Father-son team places seventh in national bowling tourney

A father-son bowling team from Isanti recently took seventh place in a national tournament.

Father-son bowling team Steve Schommer and Ben, 11, with professional bowlers Norm Duke, left, and Stefanie Nation. The Schommer team took seventh place in the International Family Tournament in Florida.

Father-son bowling team Steve Schommer and Ben, 11, with professional bowlers Norm Duke, left, and Stefanie Nation. The Schommer team took seventh place in the International Family Tournament in Florida.

Steve Schommer and his son, 11-year-old Ben, were one of two teams from Minnesota to make it to the International Family Tournament in Florida July 26-29, hosted by the Bowling Proprietors’ Association of America (BPAA).

“He’s been doing quite well,” Steve said. With a score of 245, Ben bowled his highest game in the state tournament.

Ben won $1,250 for placing seventh, with an additional $500 for being named Best Bowler after earning the most points over the six-game series. The money goes toward a scholarship fund, which now has nearly $3,000 Ben earned from bowling events.

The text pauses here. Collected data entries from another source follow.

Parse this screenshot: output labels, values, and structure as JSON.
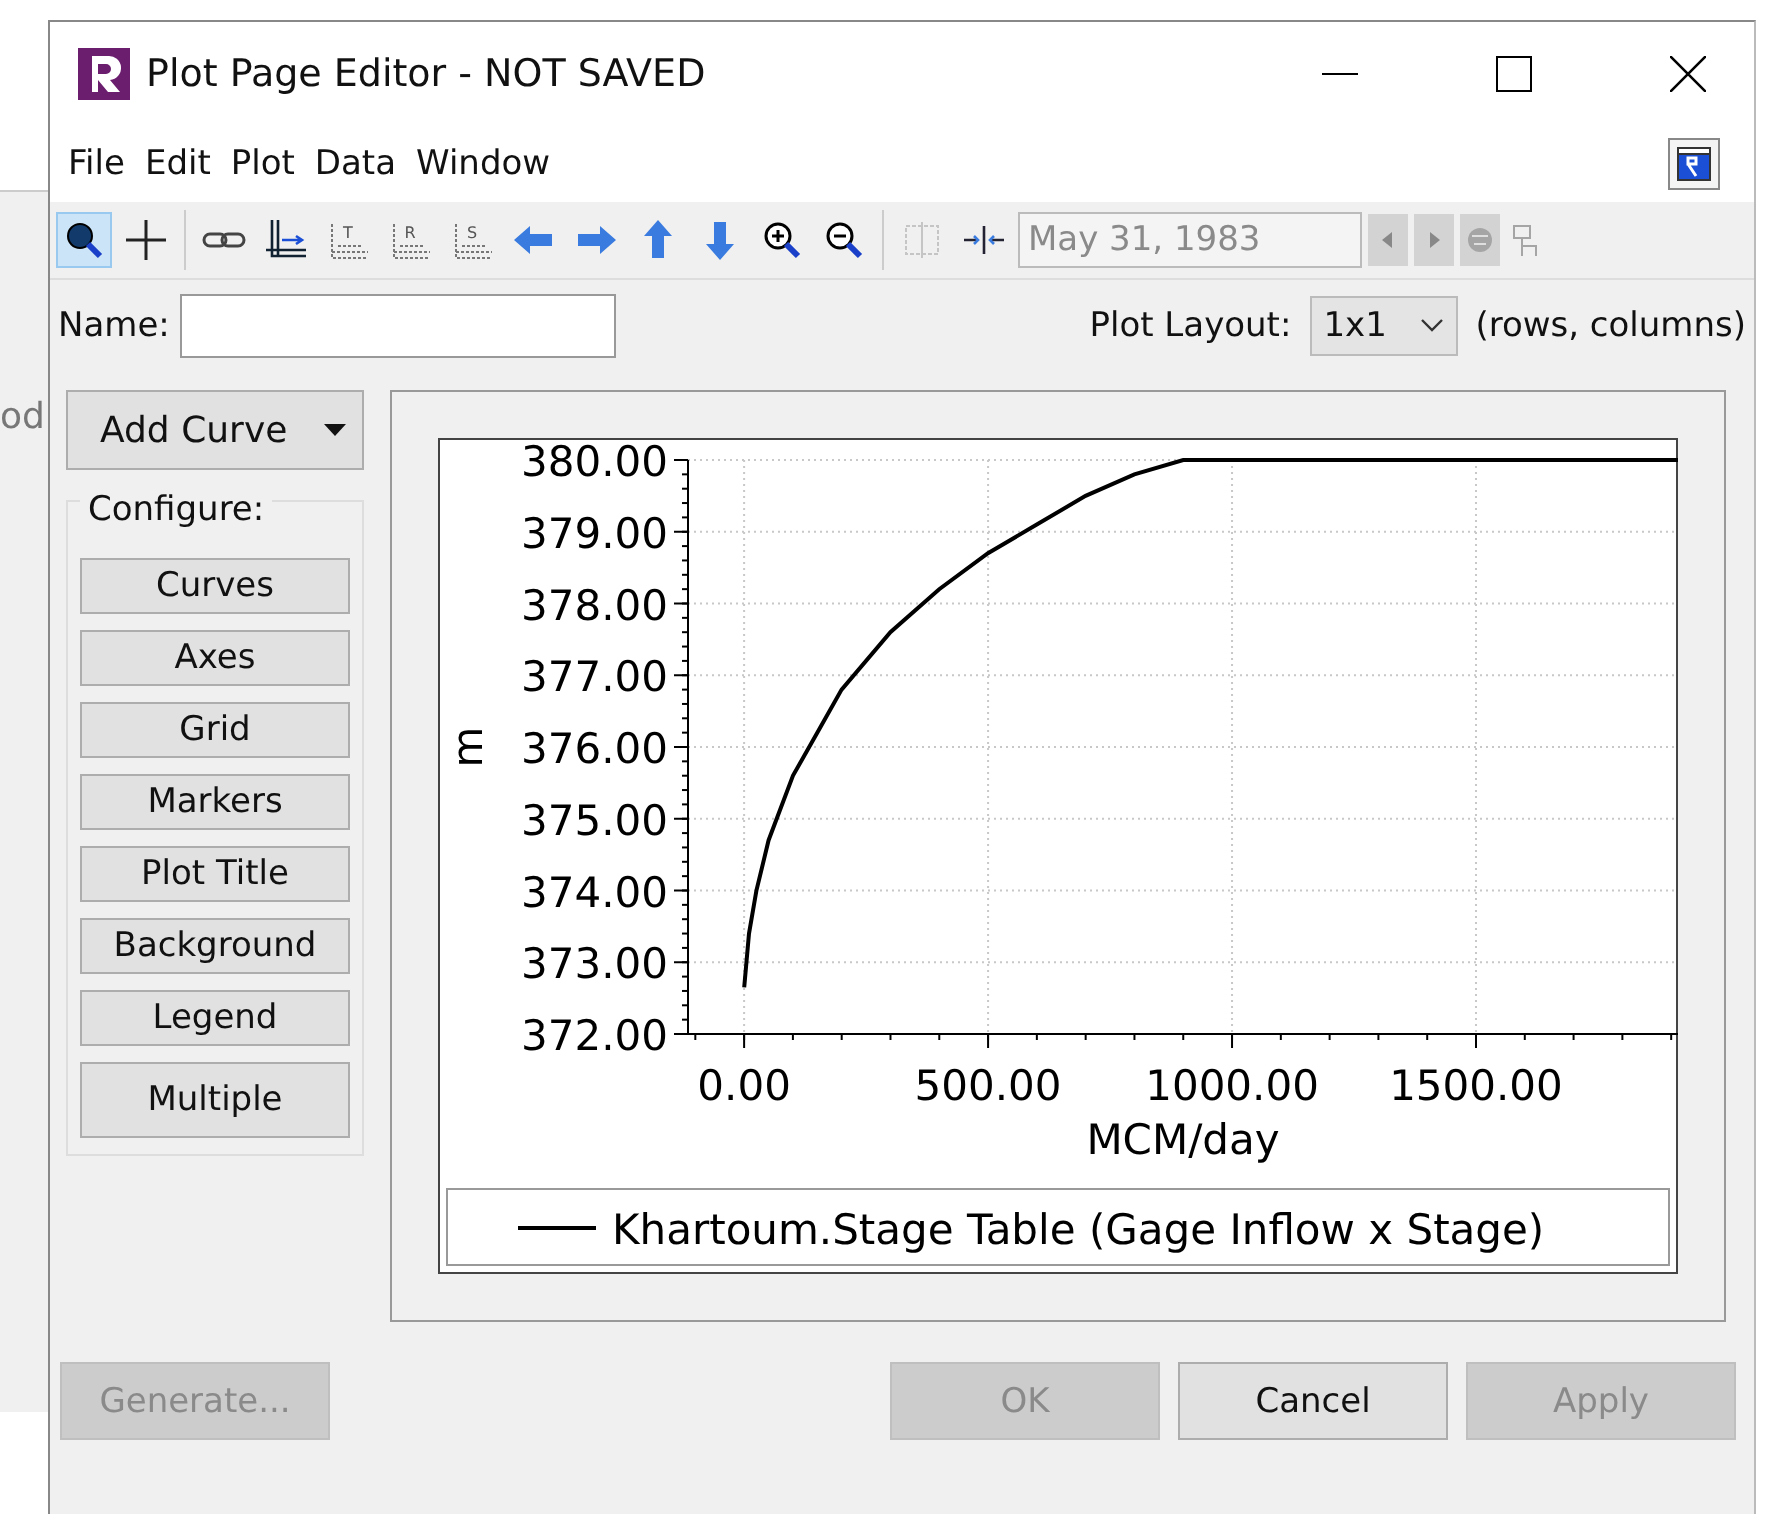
{
  "background_window": {
    "fragment": "od"
  },
  "window": {
    "title": "Plot Page Editor - NOT SAVED",
    "controls": [
      {
        "kind": "minimize"
      },
      {
        "kind": "maximize"
      },
      {
        "kind": "close"
      }
    ]
  },
  "menu": {
    "items": [
      "File",
      "Edit",
      "Plot",
      "Data",
      "Window"
    ]
  },
  "toolbar": {
    "tools": [
      {
        "kind": "zoom-region",
        "selected": true,
        "disabled": false
      },
      {
        "kind": "crosshair",
        "selected": false,
        "disabled": false
      },
      {
        "kind": "sep"
      },
      {
        "kind": "link",
        "selected": false,
        "disabled": false
      },
      {
        "kind": "axis",
        "selected": false,
        "disabled": false
      },
      {
        "kind": "axis-letter",
        "label": "T",
        "selected": false,
        "disabled": false
      },
      {
        "kind": "axis-letter",
        "label": "R",
        "selected": false,
        "disabled": false
      },
      {
        "kind": "axis-letter",
        "label": "S",
        "selected": false,
        "disabled": false
      },
      {
        "kind": "arrow-left",
        "selected": false,
        "disabled": false
      },
      {
        "kind": "arrow-right",
        "selected": false,
        "disabled": false
      },
      {
        "kind": "arrow-up",
        "selected": false,
        "disabled": false
      },
      {
        "kind": "arrow-down",
        "selected": false,
        "disabled": false
      },
      {
        "kind": "zoom-in",
        "selected": false,
        "disabled": false
      },
      {
        "kind": "zoom-out",
        "selected": false,
        "disabled": false
      },
      {
        "kind": "sep"
      },
      {
        "kind": "split",
        "selected": false,
        "disabled": true
      },
      {
        "kind": "compress",
        "selected": false,
        "disabled": false
      }
    ],
    "date_field": {
      "value": "May 31, 1983",
      "disabled": true
    },
    "date_tools": [
      {
        "kind": "prev",
        "disabled": true
      },
      {
        "kind": "next",
        "disabled": true
      },
      {
        "kind": "globe",
        "disabled": true
      },
      {
        "kind": "hand",
        "disabled": true
      }
    ]
  },
  "name_field": {
    "label": "Name:"
  },
  "plot_layout": {
    "label": "Plot Layout:",
    "value": "1x1",
    "hint": "(rows, columns)"
  },
  "add_curve": {
    "label": "Add Curve"
  },
  "configure": {
    "title": "Configure:",
    "buttons": [
      "Curves",
      "Axes",
      "Grid",
      "Markers",
      "Plot Title",
      "Background",
      "Legend",
      "Multiple"
    ]
  },
  "plot": {
    "chart_data": {
      "type": "line",
      "grid": true,
      "xlabel": "MCM/day",
      "ylabel": "m",
      "xlim": [
        -115,
        1914
      ],
      "ylim": [
        372,
        380
      ],
      "xticks": [
        {
          "value": 0,
          "label": "0.00"
        },
        {
          "value": 500,
          "label": "500.00"
        },
        {
          "value": 1000,
          "label": "1000.00"
        },
        {
          "value": 1500,
          "label": "1500.00"
        }
      ],
      "yticks": [
        {
          "value": 372,
          "label": "372.00"
        },
        {
          "value": 373,
          "label": "373.00"
        },
        {
          "value": 374,
          "label": "374.00"
        },
        {
          "value": 375,
          "label": "375.00"
        },
        {
          "value": 376,
          "label": "376.00"
        },
        {
          "value": 377,
          "label": "377.00"
        },
        {
          "value": 378,
          "label": "378.00"
        },
        {
          "value": 379,
          "label": "379.00"
        },
        {
          "value": 380,
          "label": "380.00"
        }
      ],
      "x": [
        0,
        10,
        25,
        50,
        100,
        150,
        200,
        300,
        400,
        500,
        600,
        700,
        800,
        900,
        1000,
        1914
      ],
      "series": [
        {
          "name": "Khartoum.Stage Table (Gage Inflow x Stage)",
          "color": "#000000",
          "values": [
            372.65,
            373.4,
            374.0,
            374.7,
            375.6,
            376.2,
            376.8,
            377.6,
            378.2,
            378.7,
            379.1,
            379.5,
            379.8,
            380.0,
            380.0,
            380.0
          ]
        }
      ]
    }
  },
  "buttons": [
    {
      "label": "Generate...",
      "disabled": true
    },
    {
      "label": "OK",
      "disabled": true
    },
    {
      "label": "Cancel",
      "disabled": false
    },
    {
      "label": "Apply",
      "disabled": true
    }
  ]
}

Ben has been bowling in a youth league at Junction Bowl in Isanti for three years. He said he got started when his uncle, Mitch Perry, started coaching him.

“I give him 75 percent credit because he was the one who actually got me into bowling and he gave me lessons, helped me get the right bowling ball, gave me tips,” Ben said. “Without him, I would never be here.”

Ben has his own bowling balls and has become friends with his league teammates at Junction Bowl.

His dad Steve started bowling in a men’s league last year because Ben needed a parent for a teammate in order to place in the International Family Tournament.

Steve and Ben went to state in Big Lake, Minn., this year, where they took second place out of over 80 teams competing, qualifying the father-son team for nationals, where they placed seventh in the finals out of 32 teams.

Ben said the pressure of competing is the most difficult part of tournaments.

“If you’re not doing good, don’t fall apart,” he said. On the other hand, Ben said he enjoys beating his dad.

“Bowling the high games feels good,” he said. His goal is to bowl a 300 game within the next couple years—as long as he keeps beating his dad.